Speaker
Description
The high-luminosity phase of the Large Hadron Collider will provide 5-7 times greater luminosities than assumed in the original detector design. An improved trigger system requires an upgrade of the readout electronics of the ATLAS Liquid Argon Calorimeter. Concepts for the future readout of the 182,500 calorimeter channels at 40-80 MHz and 16bit dynamic range, and the development of low-noise, low-power and high-bandwidth electronic components will be presentet, including ASIC developments towards radiation-tolerant low-noise pre-amplifiers, up to 14bit ADCs and low-power optical links with up to 10GB/s.
Summary
The LHC high-luminosity upgrade in 2024-2026 requires the associated detectors to operate at luminosities of up to $7x10^{34} cm^{-2}s^{-1}$ corresponding to a signal pile-up from up to 200 events per proton bunch-crossing, with the goal of accumulating a total integrated luminosity of $3000 fb^{-1}$. To be able to retain interesting physics events even at rather low transverse energy scales, increased trigger rates are foreseen for the ATLAS detector. At the hardware selection stage acceptance rates of 1MHz are planned, combined with longer latencies up to 60 $/mu s$ in order to read out the necessary data from all detector channels. Under these conditions, the current readout of the ATLAS Liquid Argon (LAr) Calorimeters does not provide sufficient buffering and bandwidth capabilities. Furthermore, the expected total radiation doses of $10^{13} neq/cm^2$ (NIEL) and 0.3kGy (TID) are beyond the qualification range of the current front-end electronics.
For these reasons a replacement of the LAr front-end and back-end readout system is foreseen for all 182,500 readout channels, with the exception of the cold pre-amplifier and summing devices of the hadronic LAr Calorimeter. The new low-power electronics must be able to capture the triangular detector pulses of about 400-600ns length with signal currents up to 10mA and a dynamic range of 16bit.
In 180nm SiGe technology (IBM 7WL) and choosing unipolar shaping, two gain stages can cover the desired dynamic range. An ADC matching this pre-amplifier and shaper will need to provide 14bit digitization range. Such a design is shown to meet the noise requirements and achieve an integral non-linearity below 0.1%. Moreover, in simulations of the complete readout chain using the unipolar shaping approach signal pile-up is introducing a controllable baseline shift, and an additional digital CR shaping stage does not introduce a degradation of the energy resolution.
Alternatively, a development of pre-amplifier and shaper as well as SAR ADCs is performed in 65nm CMOS technology. Due to the lower voltage range, 2-gain and 4-gain designs of the analog part are studied with programmable peaking time to optimize the noise level in presence of signal pile-up. The 65nm ADC uses a SAR architecture and an active SEE detection mechanism by feeding the signals into two ADCs in parallel and comparing their output. In this way, the signal-to-noise ration can be further improved in presence of radiation. Results for an 80MHz 12bit prototype design show ENOB values above 10.8bits after 10kGy irradiation, and similar performance is reached for a 14bit layout.
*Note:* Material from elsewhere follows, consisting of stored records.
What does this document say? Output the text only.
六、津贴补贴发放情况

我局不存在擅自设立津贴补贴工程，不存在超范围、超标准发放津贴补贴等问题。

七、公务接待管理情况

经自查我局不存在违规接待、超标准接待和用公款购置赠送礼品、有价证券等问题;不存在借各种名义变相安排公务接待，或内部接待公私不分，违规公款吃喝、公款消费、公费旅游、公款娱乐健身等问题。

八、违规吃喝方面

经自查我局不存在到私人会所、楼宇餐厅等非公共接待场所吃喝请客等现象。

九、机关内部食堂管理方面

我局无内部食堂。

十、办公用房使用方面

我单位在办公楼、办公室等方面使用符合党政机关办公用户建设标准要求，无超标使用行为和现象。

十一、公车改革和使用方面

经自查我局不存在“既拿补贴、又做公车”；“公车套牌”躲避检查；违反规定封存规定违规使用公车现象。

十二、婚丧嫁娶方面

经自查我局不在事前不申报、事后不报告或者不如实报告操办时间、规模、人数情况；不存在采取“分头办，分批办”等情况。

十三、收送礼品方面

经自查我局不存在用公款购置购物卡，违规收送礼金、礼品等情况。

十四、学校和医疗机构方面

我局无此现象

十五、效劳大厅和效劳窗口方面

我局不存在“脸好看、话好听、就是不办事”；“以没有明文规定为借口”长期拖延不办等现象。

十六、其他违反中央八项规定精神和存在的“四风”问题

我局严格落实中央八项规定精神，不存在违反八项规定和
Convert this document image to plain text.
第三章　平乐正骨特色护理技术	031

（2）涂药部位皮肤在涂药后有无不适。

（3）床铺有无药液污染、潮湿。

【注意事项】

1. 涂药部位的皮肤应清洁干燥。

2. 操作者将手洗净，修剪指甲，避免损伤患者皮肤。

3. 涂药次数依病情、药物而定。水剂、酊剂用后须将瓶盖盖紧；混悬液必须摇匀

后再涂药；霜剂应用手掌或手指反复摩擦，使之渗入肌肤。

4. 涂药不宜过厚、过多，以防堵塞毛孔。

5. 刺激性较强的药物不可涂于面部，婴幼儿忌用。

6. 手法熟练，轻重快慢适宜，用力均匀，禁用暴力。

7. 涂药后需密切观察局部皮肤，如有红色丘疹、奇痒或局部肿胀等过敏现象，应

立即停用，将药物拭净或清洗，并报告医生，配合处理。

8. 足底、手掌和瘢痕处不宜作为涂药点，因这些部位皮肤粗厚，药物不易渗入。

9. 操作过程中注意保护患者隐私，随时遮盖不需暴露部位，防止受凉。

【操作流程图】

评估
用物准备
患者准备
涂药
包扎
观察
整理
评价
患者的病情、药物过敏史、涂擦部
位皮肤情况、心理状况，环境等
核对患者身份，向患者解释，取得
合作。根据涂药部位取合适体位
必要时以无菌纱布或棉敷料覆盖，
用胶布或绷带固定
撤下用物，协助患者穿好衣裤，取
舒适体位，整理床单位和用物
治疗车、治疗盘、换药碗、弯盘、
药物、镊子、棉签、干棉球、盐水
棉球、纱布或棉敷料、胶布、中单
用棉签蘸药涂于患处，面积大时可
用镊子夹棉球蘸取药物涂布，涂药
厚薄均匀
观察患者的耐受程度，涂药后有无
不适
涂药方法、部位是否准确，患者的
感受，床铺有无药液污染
Furthermore, results for a newly designed VCSEL array driver show that the required 10Gb/s transfer rate at 20-35mW per channel is achieved, suitable for integration into a low-power optical link package.
Results from performance-simulation of the calorimeter readout system for the different options and results from design studies and first tests of the ASIC components will be presented.